Today everything revolves around computing: engineering, physics, biotech, enterprises, and you name it. Computing is a lot of times not only about computing things correctly but also about computing them in a fast and efficient way (ie. with fewer resources).
Since Computer Science is not only about solutions to (discrete) problems but more importantly about fast solutions, we will talk about Algorithms and Parallel Processing. Algorithms, chips, hardware, and software are nothing but automata (state machines). Therefore we will talk about Automata. Implementing a general-purpose computer or application specific computing engine requires implementing the four basic arithmetic operations but implementing them as fast as we can. This cannot be simply done by fast switching transistors. It needs fast parallel addition and multiplication algorithms that are quite non-trivial and hence needs a good understanding of Computer Arithmetic. This is like taking fire for granted (ie. the four basic operations) and only admiring it once you try to start one when you are stranded on an island.

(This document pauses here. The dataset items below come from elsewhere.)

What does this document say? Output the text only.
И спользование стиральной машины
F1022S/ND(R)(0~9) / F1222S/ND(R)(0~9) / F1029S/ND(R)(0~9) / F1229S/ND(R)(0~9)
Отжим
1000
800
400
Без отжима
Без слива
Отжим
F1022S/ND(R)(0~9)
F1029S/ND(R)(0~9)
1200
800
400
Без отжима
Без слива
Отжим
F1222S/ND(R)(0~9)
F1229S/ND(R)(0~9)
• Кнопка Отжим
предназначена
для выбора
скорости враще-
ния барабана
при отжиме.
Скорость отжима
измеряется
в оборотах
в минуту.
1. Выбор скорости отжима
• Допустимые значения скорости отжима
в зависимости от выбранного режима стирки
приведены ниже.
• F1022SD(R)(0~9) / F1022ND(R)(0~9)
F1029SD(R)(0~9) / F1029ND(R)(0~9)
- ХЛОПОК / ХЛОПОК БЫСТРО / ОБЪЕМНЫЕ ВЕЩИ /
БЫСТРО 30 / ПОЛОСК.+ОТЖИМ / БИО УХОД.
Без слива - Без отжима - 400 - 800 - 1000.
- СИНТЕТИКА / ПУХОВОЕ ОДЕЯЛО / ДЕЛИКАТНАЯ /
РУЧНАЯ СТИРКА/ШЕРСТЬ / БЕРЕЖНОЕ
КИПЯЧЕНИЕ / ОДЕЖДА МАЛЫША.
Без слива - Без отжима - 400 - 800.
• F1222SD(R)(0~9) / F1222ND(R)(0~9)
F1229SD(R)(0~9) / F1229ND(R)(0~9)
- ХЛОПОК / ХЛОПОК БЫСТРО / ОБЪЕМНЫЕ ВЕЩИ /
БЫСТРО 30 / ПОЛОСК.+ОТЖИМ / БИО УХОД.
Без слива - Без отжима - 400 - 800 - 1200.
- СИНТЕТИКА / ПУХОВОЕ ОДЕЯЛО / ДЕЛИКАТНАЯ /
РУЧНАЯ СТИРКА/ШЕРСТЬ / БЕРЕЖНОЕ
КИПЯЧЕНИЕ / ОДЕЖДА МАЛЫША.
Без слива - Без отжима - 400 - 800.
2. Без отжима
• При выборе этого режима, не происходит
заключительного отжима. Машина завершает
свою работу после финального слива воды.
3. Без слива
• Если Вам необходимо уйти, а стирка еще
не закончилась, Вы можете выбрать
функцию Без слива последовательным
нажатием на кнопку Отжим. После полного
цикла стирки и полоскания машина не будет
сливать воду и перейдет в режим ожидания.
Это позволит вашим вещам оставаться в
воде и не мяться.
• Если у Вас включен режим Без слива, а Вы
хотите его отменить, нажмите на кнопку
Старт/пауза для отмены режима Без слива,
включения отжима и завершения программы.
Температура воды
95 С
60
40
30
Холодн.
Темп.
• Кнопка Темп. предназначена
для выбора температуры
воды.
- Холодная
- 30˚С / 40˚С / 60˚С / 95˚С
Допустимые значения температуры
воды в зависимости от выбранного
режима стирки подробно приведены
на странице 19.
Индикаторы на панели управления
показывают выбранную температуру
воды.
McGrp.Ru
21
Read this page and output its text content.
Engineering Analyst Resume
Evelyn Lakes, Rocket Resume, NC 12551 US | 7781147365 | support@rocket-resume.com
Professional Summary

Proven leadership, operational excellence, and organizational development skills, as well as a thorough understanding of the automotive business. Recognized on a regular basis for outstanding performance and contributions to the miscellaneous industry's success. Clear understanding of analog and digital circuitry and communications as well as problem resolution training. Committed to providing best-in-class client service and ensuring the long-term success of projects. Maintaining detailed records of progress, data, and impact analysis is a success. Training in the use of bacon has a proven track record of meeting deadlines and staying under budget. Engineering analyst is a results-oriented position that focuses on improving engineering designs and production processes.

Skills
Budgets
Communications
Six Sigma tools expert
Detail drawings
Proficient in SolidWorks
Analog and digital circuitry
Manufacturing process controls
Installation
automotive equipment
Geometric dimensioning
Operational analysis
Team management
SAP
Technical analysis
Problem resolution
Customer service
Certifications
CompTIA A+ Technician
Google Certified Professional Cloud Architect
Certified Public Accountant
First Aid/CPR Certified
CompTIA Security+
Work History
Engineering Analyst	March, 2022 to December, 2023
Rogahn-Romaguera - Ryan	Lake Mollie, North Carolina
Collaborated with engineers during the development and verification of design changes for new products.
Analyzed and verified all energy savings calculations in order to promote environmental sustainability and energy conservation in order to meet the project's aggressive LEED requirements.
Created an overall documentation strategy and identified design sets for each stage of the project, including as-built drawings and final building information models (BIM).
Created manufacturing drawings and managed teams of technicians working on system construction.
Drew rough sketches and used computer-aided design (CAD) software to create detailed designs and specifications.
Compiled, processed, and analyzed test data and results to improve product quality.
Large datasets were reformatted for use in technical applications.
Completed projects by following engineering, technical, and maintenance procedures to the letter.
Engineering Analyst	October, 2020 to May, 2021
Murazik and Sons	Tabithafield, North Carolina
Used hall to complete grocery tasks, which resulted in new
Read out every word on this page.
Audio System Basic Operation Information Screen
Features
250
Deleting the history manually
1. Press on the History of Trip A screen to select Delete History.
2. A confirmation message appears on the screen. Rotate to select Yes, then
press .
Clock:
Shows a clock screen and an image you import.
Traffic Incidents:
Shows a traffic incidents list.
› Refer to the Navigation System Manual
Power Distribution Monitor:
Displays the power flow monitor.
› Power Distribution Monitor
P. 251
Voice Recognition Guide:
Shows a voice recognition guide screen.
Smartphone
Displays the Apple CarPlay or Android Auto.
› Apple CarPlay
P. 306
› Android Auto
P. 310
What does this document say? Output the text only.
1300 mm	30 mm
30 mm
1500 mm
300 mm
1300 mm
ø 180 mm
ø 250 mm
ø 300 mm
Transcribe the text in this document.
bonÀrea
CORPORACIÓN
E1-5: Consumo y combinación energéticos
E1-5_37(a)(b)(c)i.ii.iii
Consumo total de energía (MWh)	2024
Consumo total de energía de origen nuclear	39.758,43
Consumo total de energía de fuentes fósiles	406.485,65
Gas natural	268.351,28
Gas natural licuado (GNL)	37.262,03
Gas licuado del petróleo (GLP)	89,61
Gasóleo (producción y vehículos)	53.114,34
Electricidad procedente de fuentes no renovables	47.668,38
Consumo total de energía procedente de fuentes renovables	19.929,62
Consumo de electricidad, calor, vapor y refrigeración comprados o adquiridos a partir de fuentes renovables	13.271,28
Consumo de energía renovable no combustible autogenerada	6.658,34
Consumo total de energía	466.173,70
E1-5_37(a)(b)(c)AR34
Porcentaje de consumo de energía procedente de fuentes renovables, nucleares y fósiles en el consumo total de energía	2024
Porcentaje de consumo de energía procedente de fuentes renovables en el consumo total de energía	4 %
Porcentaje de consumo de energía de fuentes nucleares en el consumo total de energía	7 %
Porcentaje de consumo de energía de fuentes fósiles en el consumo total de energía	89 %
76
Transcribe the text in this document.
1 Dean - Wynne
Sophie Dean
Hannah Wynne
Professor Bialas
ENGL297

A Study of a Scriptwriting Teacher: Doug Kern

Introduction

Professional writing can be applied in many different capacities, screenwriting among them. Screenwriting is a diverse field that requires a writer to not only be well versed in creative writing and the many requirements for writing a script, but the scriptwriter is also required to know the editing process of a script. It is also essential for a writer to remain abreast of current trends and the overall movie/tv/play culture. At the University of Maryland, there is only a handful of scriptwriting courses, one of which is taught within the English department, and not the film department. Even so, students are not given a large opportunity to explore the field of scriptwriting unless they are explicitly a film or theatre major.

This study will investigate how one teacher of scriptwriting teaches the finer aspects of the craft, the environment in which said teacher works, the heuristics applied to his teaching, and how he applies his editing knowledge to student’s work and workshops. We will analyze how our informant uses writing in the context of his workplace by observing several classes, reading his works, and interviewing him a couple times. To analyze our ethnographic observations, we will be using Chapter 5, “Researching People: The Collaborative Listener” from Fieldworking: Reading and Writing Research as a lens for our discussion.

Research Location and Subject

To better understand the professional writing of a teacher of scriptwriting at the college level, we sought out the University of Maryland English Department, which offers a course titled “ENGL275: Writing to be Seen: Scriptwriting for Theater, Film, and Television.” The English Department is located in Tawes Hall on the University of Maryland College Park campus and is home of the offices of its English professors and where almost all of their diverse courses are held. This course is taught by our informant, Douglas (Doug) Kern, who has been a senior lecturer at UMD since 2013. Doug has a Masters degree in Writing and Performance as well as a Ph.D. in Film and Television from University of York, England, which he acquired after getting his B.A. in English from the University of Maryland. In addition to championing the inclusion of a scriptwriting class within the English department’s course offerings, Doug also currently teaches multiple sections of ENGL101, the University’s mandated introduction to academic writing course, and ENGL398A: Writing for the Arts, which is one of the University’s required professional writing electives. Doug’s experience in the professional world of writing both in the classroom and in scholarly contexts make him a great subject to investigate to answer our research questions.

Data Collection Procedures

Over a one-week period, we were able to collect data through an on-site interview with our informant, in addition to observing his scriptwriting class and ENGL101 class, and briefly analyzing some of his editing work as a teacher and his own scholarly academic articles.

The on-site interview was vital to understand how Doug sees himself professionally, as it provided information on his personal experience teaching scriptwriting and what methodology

This course is important to a physicist for one more reason. Solutions to some physics problems can be very compute-intensive. Hence finding solutions to them in the lifetime of a physicist may require fast and parallel algorithms running on many computers. In biotech, for example, they even started building specialized compute-engine chips with massive operation-level parallelism to solve problems in DNA sequencing and drug design. On the other hand, this course is useful to an engineer because they are the ones that automate things. And in automation we often deal with real-time systems, where the responce (hence the compute time) cannot be more than a prescribed value -- think of the auto-pilot system of a plane.